Though radio broke down some barriers for African Americans, racism pervaded the broadcast industry and mitigated the ways that black entertainers had to work within and against its confines. And while radio did create larger audiences for the work of black musicians, from its inception, black musicians and their work played on the radio to primarily white audiences.

For rural African Americans in the US South (which accounted for about 80 percent of the nation’s black population between WWI and WWII), access to radio itself had its limits. While more and more white families could afford radios, it was still a heavy financial burden for African Americans. A 1935 poll of sharecroppers living in North and South Carolina showed that few, if any, black families owned a radio. In the 1940s, while nearly 80 percent of white rural families nationwide owned radios, only about 20 percent of rural blacks did. Even though radio broadcasters made some steps to integrate African American artists into their lineups, pre-WWII audiences were overwhelmingly white.

At the same time, the racism prevalent throughout the country was also present in radio programming. African American men and women in the radio industry found stark limitations on what jobs they could or could not hold. For example, black actors were often confined to voicing black caricatures on radio dramas. Racist stereotypes, often derived from minstrel shows, were widespread during radio’s Golden Age programming.

By the 1950s and 1960s, more localized programming, created for and by African Americans, helped create a stronger voice for blacks on the radio. Post WWII, marketers recognized that African Americans were a sizeable consumer market, and radio broadcasters took notice, too. New programming blocks aimed at black listeners were created. Many local urban stations made their home in Harlem and blacks began owning shares in Southern stations.

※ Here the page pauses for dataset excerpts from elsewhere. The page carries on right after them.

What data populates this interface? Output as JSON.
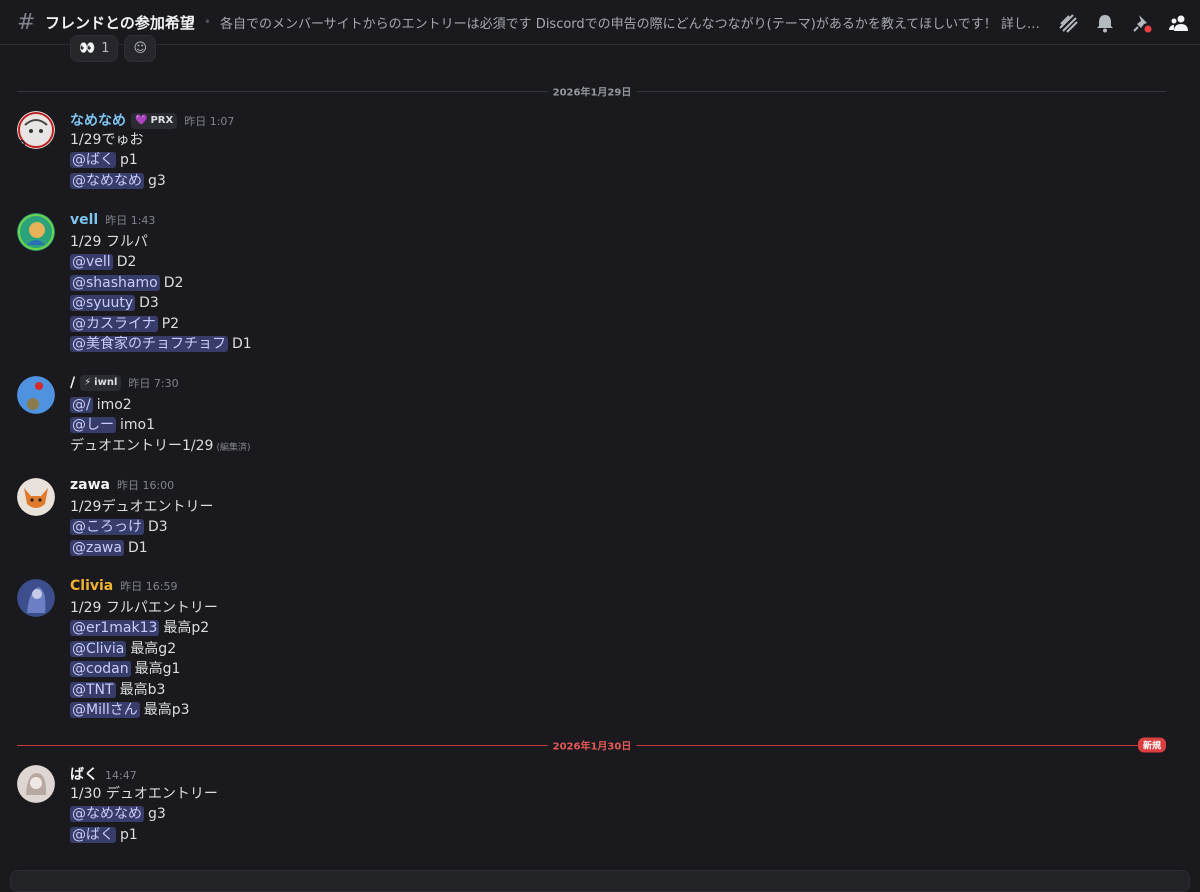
{
  "header": {
    "channel_name": "フレンドとの参加希望",
    "topic": "各自でのメンバーサイトからのエントリーは必須です Discordでの申告の際にどんなつながり(テーマ)があるかを教えてほしいです！ 詳しい...",
    "icons": [
      "threads-icon",
      "bell-icon",
      "pin-icon",
      "members-icon"
    ]
  },
  "reactions": [
    {
      "emoji": "👀",
      "count": "1"
    },
    {
      "emoji": "☺",
      "count": ""
    }
  ],
  "dividers": {
    "d1": "2026年1月29日",
    "d2": "2026年1月30日",
    "new_badge": "新規"
  },
  "messages": [
    {
      "username": "なめなめ",
      "color": "#7fc5f2",
      "tag": "PRX",
      "tag_icon": "💜",
      "timestamp": "昨日 1:07",
      "lines": [
        {
          "text": "1/29でゅお"
        },
        {
          "mention": "@ばく",
          "text": "p1"
        },
        {
          "mention": "@なめなめ",
          "text": "g3"
        }
      ]
    },
    {
      "username": "vell",
      "color": "#7fc5f2",
      "timestamp": "昨日 1:43",
      "lines": [
        {
          "text": "1/29 フルパ"
        },
        {
          "mention": "@vell",
          "text": "D2"
        },
        {
          "mention": "@shashamo",
          "text": "D2"
        },
        {
          "mention": "@syuuty",
          "text": "D3"
        },
        {
          "mention": "@カスライナ",
          "text": "P2"
        },
        {
          "mention": "@美食家のチョフチョフ",
          "text": "D1"
        }
      ]
    },
    {
      "username": "/",
      "color": "#f2f3f5",
      "tag": "iwnl",
      "tag_icon": "⚡",
      "timestamp": "昨日 7:30",
      "lines": [
        {
          "mention": "@/",
          "text": "imo2"
        },
        {
          "mention": "@しー",
          "text": "imo1"
        },
        {
          "text": "デュオエントリー1/29",
          "edited": "(編集済)"
        }
      ]
    },
    {
      "username": "zawa",
      "color": "#f2f3f5",
      "timestamp": "昨日 16:00",
      "lines": [
        {
          "text": "1/29デュオエントリー"
        },
        {
          "mention": "@ころっけ",
          "text": "D3"
        },
        {
          "mention": "@zawa",
          "text": "D1"
        }
      ]
    },
    {
      "username": "Clivia",
      "color": "#f0b232",
      "timestamp": "昨日 16:59",
      "lines": [
        {
          "text": "1/29 フルパエントリー"
        },
        {
          "mention": "@er1mak13",
          "text": "最高p2"
        },
        {
          "mention": "@Clivia",
          "text": "最高g2"
        },
        {
          "mention": "@codan",
          "text": "最高g1"
        },
        {
          "mention": "@TNT",
          "text": "最高b3"
        },
        {
          "mention": "@Millさん",
          "text": "最高p3"
        }
      ]
    },
    {
      "username": "ばく",
      "color": "#f2f3f5",
      "timestamp": "14:47",
      "lines": [
        {
          "text": "1/30 デュオエントリー"
        },
        {
          "mention": "@なめなめ",
          "text": "g3"
        },
        {
          "mention": "@ばく",
          "text": "p1"
        }
      ]
    }
  ]
}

NBC issued its new code of standards in 1951, which included “integration without identification,” regularly using African American actors in non-black roles. NBC said the new policy increased the use of black talent on the radio by 200 percent over the course of a single year. Moreover, the emergence of radio DJs in the 1960s and 1970s meant that popular rock, blues, and jazz music, which often featured African American musicians, were heard by a wider audience—both black and white—in a way never possible before.